Cyclone Yaas, designated ‘very severe’ by meteorological experts, made landfall on the country’s east coast on Wednesday, leaving a trail of destruction in Odisha and West Bengal. Farther inland, Jharkhand too was affected as Yaas developed into a deep depression over it and interior Odisha. The damage was severest in Odisha and West Bengal — according to initial estimates by their governments, hundreds of villages and towns were inundated, lakhs of homes destroyed, property washed away or lost and infrastructure ruined. The damage to farmland and standing crops, and loss of livestock will be more accurately worked out in time, providing us a clearer picture of the losses. With thousands of big trees uprooted in forests and reserves, the impact on ecology and environment would be severe, too.

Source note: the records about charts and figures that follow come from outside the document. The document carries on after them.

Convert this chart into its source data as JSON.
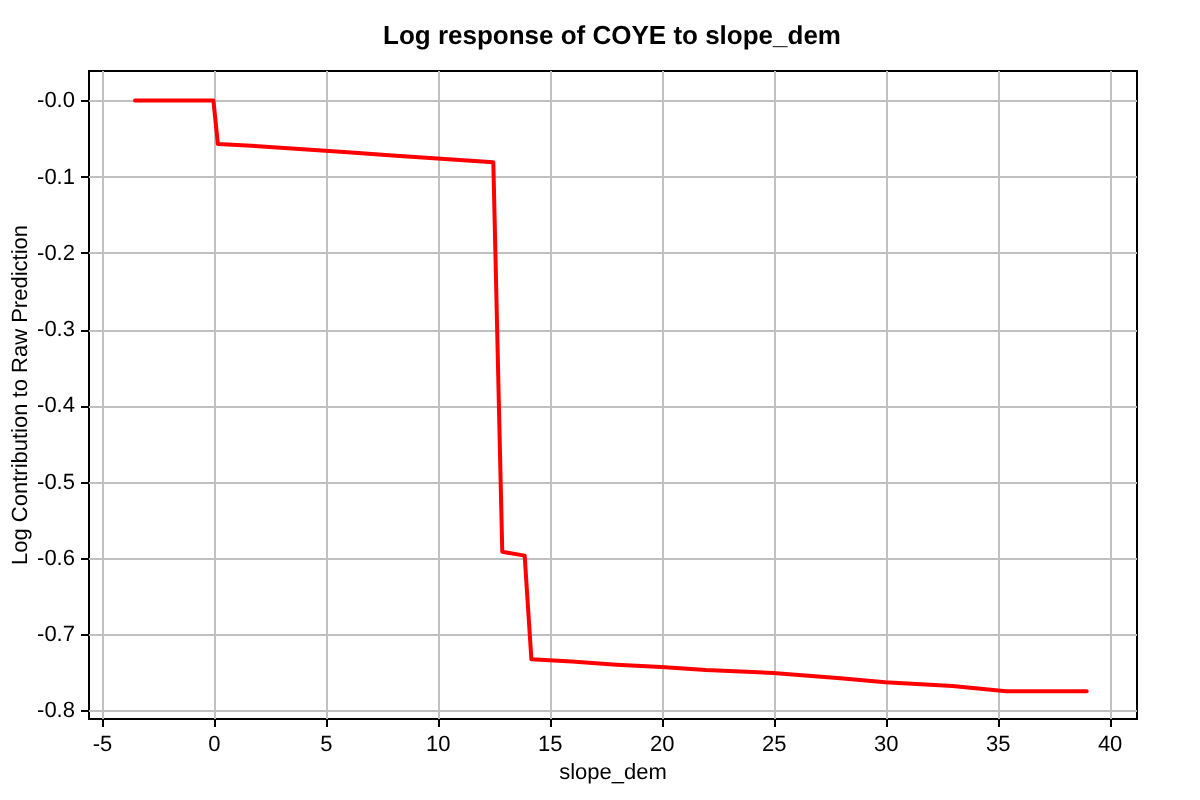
{
  "chart_data": {
    "type": "line",
    "title": "Log response of COYE to slope_dem",
    "xlabel": "slope_dem",
    "ylabel": "Log Contribution to Raw Prediction",
    "x": [
      -3.5,
      0.0,
      0.2,
      2,
      4,
      6,
      8,
      10,
      12.5,
      12.9,
      13.9,
      14.2,
      16,
      18,
      20,
      22,
      25,
      28,
      30,
      33,
      35.4,
      39.0
    ],
    "series": [
      {
        "color": "#ff0000",
        "values": [
          0.0,
          0.0,
          -0.057,
          -0.06,
          -0.064,
          -0.068,
          -0.072,
          -0.076,
          -0.081,
          -0.592,
          -0.597,
          -0.733,
          -0.736,
          -0.74,
          -0.743,
          -0.747,
          -0.751,
          -0.758,
          -0.763,
          -0.768,
          -0.775,
          -0.775
        ]
      }
    ],
    "xlim": [
      -5.6,
      41.2
    ],
    "ylim": [
      -0.81,
      0.04
    ],
    "xticks": [
      -5,
      0,
      5,
      10,
      15,
      20,
      25,
      30,
      35,
      40
    ],
    "yticks": [
      {
        "value": 0,
        "label": "-0.0"
      },
      -0.1,
      -0.2,
      -0.3,
      -0.4,
      -0.5,
      -0.6,
      -0.7,
      -0.8
    ],
    "grid": true
  }
}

Amidst this horror, one figure stands out — while even one death is one too many, the single-digit toll suggests that the governments were effective in their efforts to minimise the loss of lives. Lakhs of people were evacuated from their homes and housed in shelters. The Coast Guard ensured that fishing boats returned safely before the storm hit. Personnel from the National Disaster Response Force — which deployed 113 rescue teams — and the Army rescued hundreds of people who had either refused to evacuate or were trapped by the storm. All in all, considering the severity of the storm and the density of population in the affected areas, it seems like a job well done. Barely a week earlier, Cyclone Tauktae struck the west coast, causing 174 fatalities, while 81 persons are still missing. While Tauktae was more powerful of the two, it seems the loss of lives due to Tauktae could have been lesser if more urgency had been displayed — in the case of the ONGC Barge P305, for instance.
India Meteorological Department chief Mrutyunjay Mohapatra has suggested that the increased frequency of intense cyclones could be linked to climate change, though he did admit that more research and analysis is needed on the subject. Experts believe that climate change is leaving a cascading effect on our ecosystem — melting glaciers, rising sea levels, unseasonal snow and heat could be at the bottom of many natural disasters. This could be interpreted as nature’s increasingly insistent warning to us.